La puberté masculine a laissé des traces
Même si Kathrin aime être une femme, elle ne peut pas nier que c’est éprouvant pour elle. Lorsqu’elle rencontre des gens qui ignorent tout de son passé, elle doit faire attention à ce qu’elle révèle. Si elle raconte une anecdote sur le handball ou l’armée, elle se retrouve vite à court d’arguments. «Je ne voulais pas être perçue comme une transsexuelle, mais comme une femme.» Physiquement aussi, être une femme demande un certain effort. Les trente années passées en tant qu’homme, en particulier la puberté masculine, ont laissé des traces – ou comme elle l’exprime: «Dans mon cas, la biologie a causé des dommages irréversibles: mue, croissance de la barbe, physique masculin.» Pas si facile à dissimuler, surtout lorsqu’elle se tient pendant des heures devant les étudiants et qu’elle doit parler sans micro. «Les femmes sont aussi vite réduites à leur apparence.

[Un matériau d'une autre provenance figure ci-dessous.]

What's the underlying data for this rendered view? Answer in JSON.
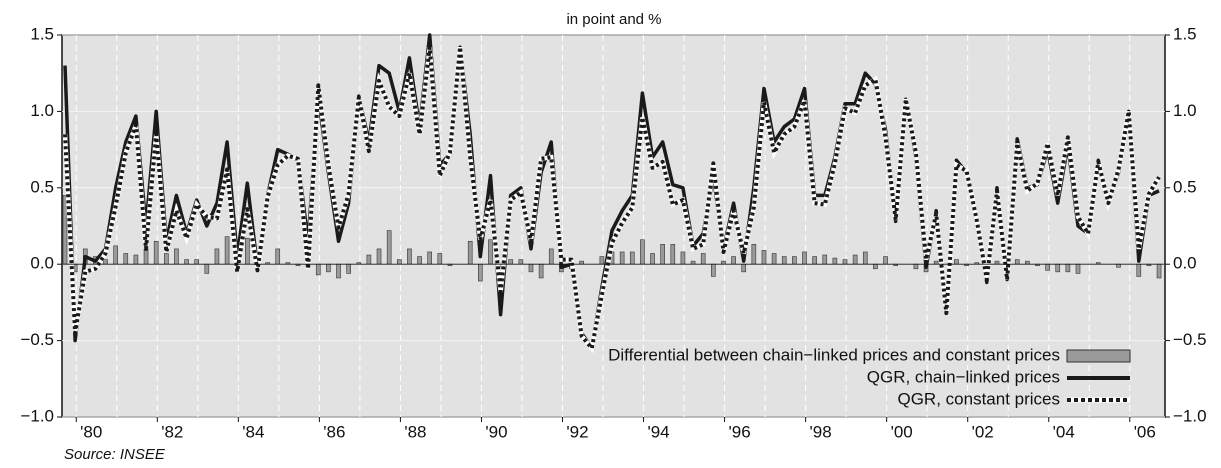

Et les étudiants, y compris les étudiantes, peuvent se montrer impitoyables.»
Le mal-être revient
Tous ces facteurs font qu’au bout de dix ans, Kathrin se fait couper les cheveux, troque ses chemisiers contre des chemises et sort à nouveau de chez elle en tant que Martin. Martin rencontre une femme qu’il épouse quelques années plus tard. Il est nommé vice-directeur d’un office fédéral et obtient un poste d’enseignant à l’Université de Berne, son alma mater. Malgré toutes ces réussites, son mal-être reste présent. «S’il existait une pilule qui ferait de moi une femme biologique, je la prendrais sans hésiter», dit-il. Mais la souffrance s’est tassée. Martin se laisse moins enfermer dans un rôle. Peut-être que les dix années passées en tant que femme l’ont aidé à se réconcilier avec son côté masculin. Peut-être est-ce aussi une certaine expérience de la vie qui l’a rendu plus serein. Mais une chose est importante pour lui: «Je suis infiniment reconnaissant pour ces années passées en tant que femme. Je ne regrette rien.»